Again, on the evidence of South Carolina, maybe. What would happen, everyone wondered, when the Clintons took the gloves off? What would happen when the Republicans put the brass knuckles on? Would Obama be forced to follow suit? Would he stick to his principles and be cut down like a welterweight KOd by the heavyweight champ?

Or would public revulsion at bare-knuckle politics punish brawlers and force them to follow Obama’s example? That was—still is—the hope. But negative campaigning has endured because it has been successful. The Clinton campaign dispatched the former president to throw the roundhouse punches: Obama’s campaign of hope was just a “fairy tale.” He had waffled on the war in Iraq. Obama’s candidacy was just Jesse Jackson redux.

This time it didn’t work. Exit polls show Clinton within striking distance of Obama with voters who decided a month or more ago. But voters who decided after the snipeorama started—the last month, the last week, the last days—cut her share of the vote almost in half, and gave it, not to Obama, whose share stayed about even, but to Edwards. A slight surge toward Clinton among voters who decided on election day may reflect the Clinton campaign’s retreat from negativity at the very end. But the larger trend suggests that, at least in this state, in this election, the roundhouse punches missed their target and hit, instead, the fighter who was throwing them.

Question 3: “Where’s the beef” in Obama’s politics of hope?
South Carolina tells us next to nothing about this, the central question about Obama as a candidate and as a president. Like every candidate, Obama has a laundry list of things he’d do. The economy: “increase investments in infrastructure, energy independence, education, and research and development, modernize and simplify our tax code… implement trade policies that benefit American workers and increase the export of American goods.” Education: “ensure that all students have a quality education regardless of race, class, or background.” Fiscal policy: “reduce our national debt by returning to responsible fiscal policies.” Health care: “bring together businesses, the medical community, and members of both parties around a comprehensive solution to this crisis.”

Who doesn’t believe in those things? What’s different about what Obama is proposing that will disarm the Republican opposition that has up until now blocked not only these kinds of solutions but any solutions? Where are the departures from Democratic orthodoxy that might attract enough Republicans to get past threatened filibusters?
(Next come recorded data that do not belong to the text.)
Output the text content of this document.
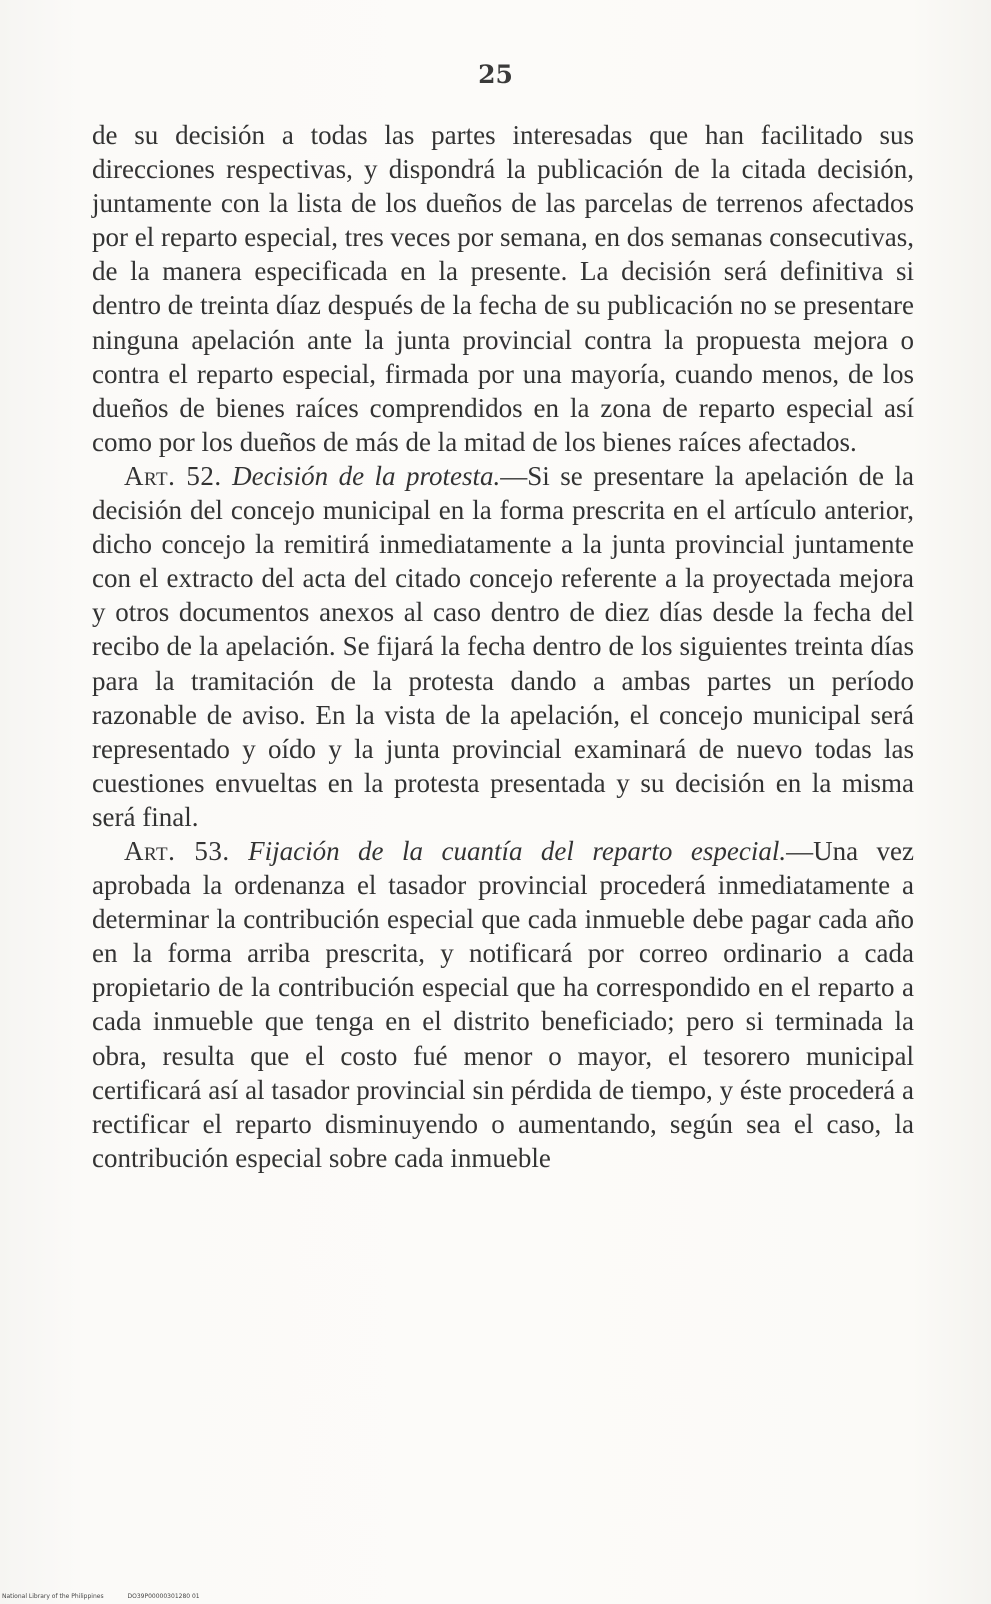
25

de su decisión a todas las partes interesadas que han facilitado sus direcciones respectivas, y dispondrá la publicación de la citada decisión, juntamente con la lista de los dueños de las parcelas de terrenos afectados por el reparto especial, tres veces por semana, en dos semanas consecutivas, de la manera especificada en la presente. La decisión será definitiva si dentro de treinta díaz después de la fecha de su publicación no se presentare ninguna apelación ante la junta provincial contra la propuesta mejora o contra el reparto especial, firmada por una mayoría, cuando menos, de los dueños de bienes raíces comprendidos en la zona de reparto especial así como por los dueños de más de la mitad de los bienes raíces afectados.

Art. 52. Decisión de la protesta.—Si se presentare la apelación de la decisión del concejo municipal en la forma prescrita en el artículo anterior, dicho concejo la remitirá inmediatamente a la junta provincial juntamente con el extracto del acta del citado concejo referente a la proyectada mejora y otros documentos anexos al caso dentro de diez días desde la fecha del recibo de la apelación. Se fijará la fecha dentro de los siguientes treinta días para la tramitación de la protesta dando a ambas partes un período razonable de aviso. En la vista de la apelación, el concejo municipal será representado y oído y la junta provincial examinará de nuevo todas las cuestiones envueltas en la protesta presentada y su decisión en la misma será final.

Art. 53. Fijación de la cuantía del reparto especial.—Una vez aprobada la ordenanza el tasador provincial procederá inmediatamente a determinar la contribución especial que cada inmueble debe pagar cada año en la forma arriba prescrita, y notificará por correo ordinario a cada propietario de la contribución especial que ha correspondido en el reparto a cada inmueble que tenga en el distrito beneficiado; pero si terminada la obra, resulta que el costo fué menor o mayor, el tesorero municipal certificará así al tasador provincial sin pérdida de tiempo, y éste procederá a rectificar el reparto disminuyendo o aumentando, según sea el caso, la contribución especial sobre cada inmueble

National Library of the Philippines	DO39P00000301280 01
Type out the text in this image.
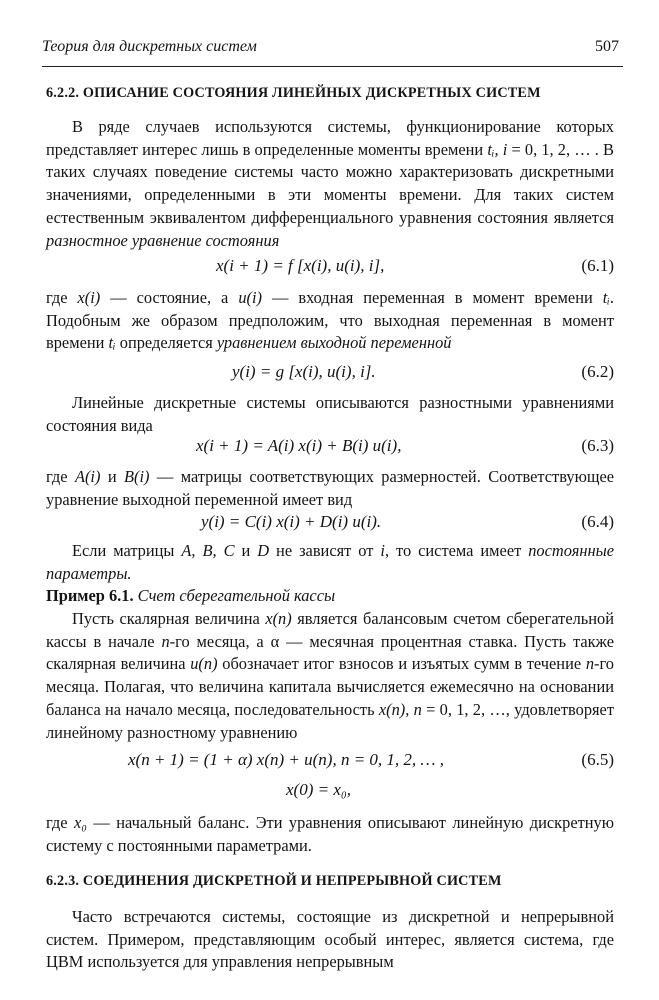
Теория для дискретных систем	507
6.2.2. ОПИСАНИЕ СОСТОЯНИЯ ЛИНЕЙНЫХ ДИСКРЕТНЫХ СИСТЕМ

В ряде случаев используются системы, функционирование которых представляет интерес лишь в определенные моменты времени tᵢ, i = 0, 1, 2, … . В таких случаях поведение системы часто можно характеризовать дискретными значениями, определенными в эти моменты времени. Для таких систем естественным эквивалентом дифференциального уравнения состояния является разностное уравнение состояния

x(i + 1) = f [x(i), u(i), i],	(6.1)

где x(i) — состояние, а u(i) — входная переменная в момент времени tᵢ. Подобным же образом предположим, что выходная переменная в момент времени tᵢ определяется уравнением выходной переменной

y(i) = g [x(i), u(i), i].	(6.2)

Линейные дискретные системы описываются разностными уравнениями состояния вида

x(i + 1) = A(i) x(i) + B(i) u(i),	(6.3)

где A(i) и B(i) — матрицы соответствующих размерностей. Соответствующее уравнение выходной переменной имеет вид

y(i) = C(i) x(i) + D(i) u(i).	(6.4)

Если матрицы A, B, C и D не зависят от i, то система имеет постоянные параметры.

Пример 6.1. Счет сберегательной кассы

Пусть скалярная величина x(n) является балансовым счетом сберегательной кассы в начале n-го месяца, а α — месячная процентная ставка. Пусть также скалярная величина u(n) обозначает итог взносов и изъятых сумм в течение n-го месяца. Полагая, что величина капитала вычисляется ежемесячно на основании баланса на начало месяца, последовательность x(n), n = 0, 1, 2, …, удовлетворяет линейному разностному уравнению

x(n + 1) = (1 + α) x(n) + u(n), n = 0, 1, 2, … ,	(6.5)
x(0) = x₀,

где x₀ — начальный баланс. Эти уравнения описывают линейную дискретную систему с постоянными параметрами.

6.2.3. СОЕДИНЕНИЯ ДИСКРЕТНОЙ И НЕПРЕРЫВНОЙ СИСТЕМ

Часто встречаются системы, состоящие из дискретной и непрерывной систем. Примером, представляющим особый интерес, является система, где ЦВМ используется для управления непрерывным
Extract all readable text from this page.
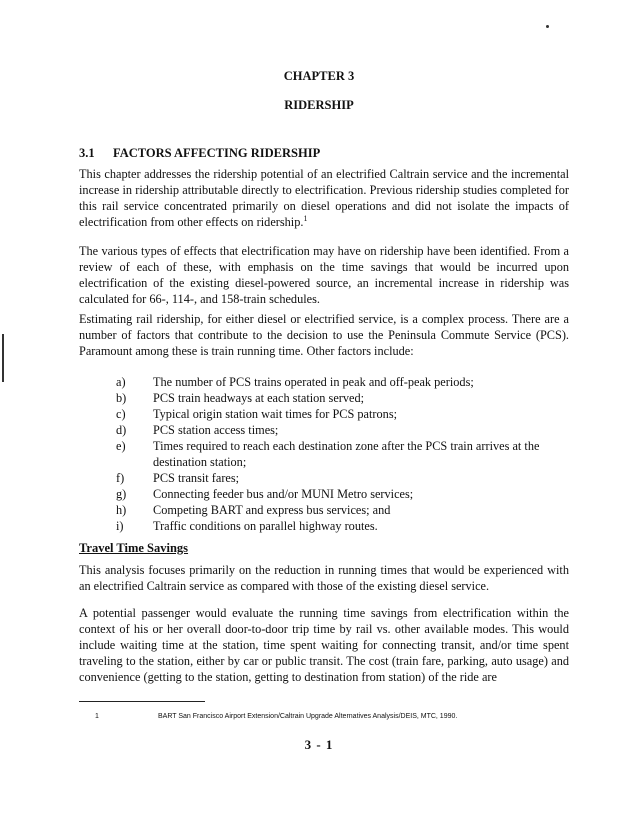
CHAPTER 3
RIDERSHIP
3.1 FACTORS AFFECTING RIDERSHIP

This chapter addresses the ridership potential of an electrified Caltrain service and the incremental increase in ridership attributable directly to electrification. Previous ridership studies completed for this rail service concentrated primarily on diesel operations and did not isolate the impacts of electrification from other effects on ridership.$^1$

The various types of effects that electrification may have on ridership have been identified. From a review of each of these, with emphasis on the time savings that would be incurred upon electrification of the existing diesel-powered source, an incremental increase in ridership was calculated for 66-, 114-, and 158-train schedules.

Estimating rail ridership, for either diesel or electrified service, is a complex process. There are a number of factors that contribute to the decision to use the Peninsula Commute Service (PCS). Paramount among these is train running time. Other factors include:

a) The number of PCS trains operated in peak and off-peak periods;
b) PCS train headways at each station served;
c) Typical origin station wait times for PCS patrons;
d) PCS station access times;
e) Times required to reach each destination zone after the PCS train arrives at the destination station;
f) PCS transit fares;
g) Connecting feeder bus and/or MUNI Metro services;
h) Competing BART and express bus services; and
i) Traffic conditions on parallel highway routes.
Travel Time Savings

This analysis focuses primarily on the reduction in running times that would be experienced with an electrified Caltrain service as compared with those of the existing diesel service.

A potential passenger would evaluate the running time savings from electrification within the context of his or her overall door-to-door trip time by rail vs. other available modes. This would include waiting time at the station, time spent waiting for connecting transit, and/or time spent traveling to the station, either by car or public transit. The cost (train fare, parking, auto usage) and convenience (getting to the station, getting to destination from station) of the ride are

1	BART San Francisco Airport Extension/Caltrain Upgrade Alternatives Analysis/DEIS, MTC, 1990.
3 - 1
It’s worth remembering, for example, that, in combination with her political ineptitude, it was Hillary Clinton’s attempt to “bring together businesses [and] the medical community” to forge a comprehensive health care solution that doomed her effort to failure. We remember a plan too complex to be understood, much less accepted. The main reason her plan was so complex was its effort to build a solution around the existing health care establishment and structure, rather than trying for a simpler system.

If these things were as easy as proposing policies, they would have been done already. It is not partisanship in and of itself that prevents progress. It is that Republicans and Democrats have radically different ideas of what constitutes progress, and neither is willing, for the sake of finding common ground, to support measures that they believe would not work and, in not working, would damage the people and institutions that are the intended beneficiaries.

Where are the policies, what are the processes, that will bridge these philosophical and political chasms? Does Obama hope to convert conservatives through the force of inspiration as he has converted so many Democrats? Does he hope to sweep the public with him on a tide of civic patriotism and sweep the Republicans along like so much flotsam and jetsam?

Of the three challenges that stand between Obama and victory, this is the most difficult. And it’s the one about which, even after his victory in South Carolina, we still know the least.